Courtnay Cozine on Facebook said, “I am not happy with this decision. Libraries are not childcare centers. I will be emailing the board.”

Curbside service

Library customers will be able to access curbside services at each location Monday through Thursday from 10 a.m. to 8 p.m. and Friday and Saturday from 10 a.m. to 5 p.m., according to county staff. The service continues to operate in the same fashion as it did when all LCPL branches temporarily closed in March due to the COVID-19 pandemic.

Customers are encouraged to place holds through the online catalog at catalog.library.loudoun.gov or call the Ashburn (703-737-8100) or Rust (703-777-0323) libraries for assistance. Customers will be contacted through their choice of email, text or phone call when their items are ready to be picked up.

Curbside pickup service is contactless to help reduce the spread of COVID-19, according to county officials. Customers may return items to the library only during open hours. All returned items will be quarantined for at least four days before being removed from customers’ accounts. Patrons will not be subject to any late fees or penalties during this period.

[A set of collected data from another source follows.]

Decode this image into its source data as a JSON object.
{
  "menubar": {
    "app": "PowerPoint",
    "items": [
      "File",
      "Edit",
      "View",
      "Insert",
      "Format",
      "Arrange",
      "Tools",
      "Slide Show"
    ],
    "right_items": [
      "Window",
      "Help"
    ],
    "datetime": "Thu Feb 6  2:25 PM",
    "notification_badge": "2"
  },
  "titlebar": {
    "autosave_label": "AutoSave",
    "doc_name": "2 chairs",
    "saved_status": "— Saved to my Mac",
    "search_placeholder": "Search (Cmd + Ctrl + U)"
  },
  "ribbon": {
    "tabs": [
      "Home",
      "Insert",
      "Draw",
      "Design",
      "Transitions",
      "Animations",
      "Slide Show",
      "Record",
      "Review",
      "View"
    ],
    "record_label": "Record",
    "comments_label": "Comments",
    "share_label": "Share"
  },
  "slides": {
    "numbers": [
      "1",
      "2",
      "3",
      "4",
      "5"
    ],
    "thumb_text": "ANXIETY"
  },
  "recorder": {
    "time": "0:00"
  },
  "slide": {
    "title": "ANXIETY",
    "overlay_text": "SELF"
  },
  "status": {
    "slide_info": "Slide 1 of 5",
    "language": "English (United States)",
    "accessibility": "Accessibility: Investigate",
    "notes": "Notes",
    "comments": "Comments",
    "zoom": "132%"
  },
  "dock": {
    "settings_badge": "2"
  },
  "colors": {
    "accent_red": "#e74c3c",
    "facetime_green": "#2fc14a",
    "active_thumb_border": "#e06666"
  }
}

The other eight LCPL branches will remain open with the same operating hours with the exception of the Law Library in Leesburg, with hours from 8:30 a.m. to 4 p.m. Monday through Friday. More information can be found at library.loudoun.gov/curbside.

(8) comments

Jeff Mach

"some residents decry move"

"Some" ? That's funny. I have yet to see comments on articles or social media, or speak with anyone who doesn't think this move was shady, is unfair to the library users in particular and taxpayers in general, or makes no sense in the context of empty school buildings.

LetSanityPrevail

I must be missing something from this article. Is the purpose of using these libraries to provide child care to county employees? If so and since schools are closed why not just use the schools? This makes no sense.

ABee

Lunacy on display in Loudoun County.

Will the BOS have the spine to end this consideration?

Stepup

While I sympathize with all parents juggling childcare, homeschooling, and working, this seems like another example of county favoring county workers over the public they are supposed to be serving.

Squaks11

These children who attend day care are just as likely to bring home covid-19 to their parents who are working from home instead of school or country offices.

Loudoun4Trump

Next up, lets use our schools as homeless shelters....

More Cowbell

What...Teachers working from home need day care? How much does it cost per kid? Seems to be a bit hypocritical, we can't have kids in school but teachers and other Loudoun employees can drop off their kids at library for day care, even though a library isn't a day care center. Why not just any school since they're not being used? Once again, our poor leaders lack common sense/logic.

LeesburgD

@More Cowbell, I made a similar comment on the Nextdoor Neighbor platform, i.e., it is too dangerous for the teachers to be in the schools, but not too dangerous to expose daycare workers. My daughter is a nurse, who has treated over 30 COVID patients, and the taxpayers are not responsible for, nor subsidizing her childcare through direct taxpayer dollars or facility use.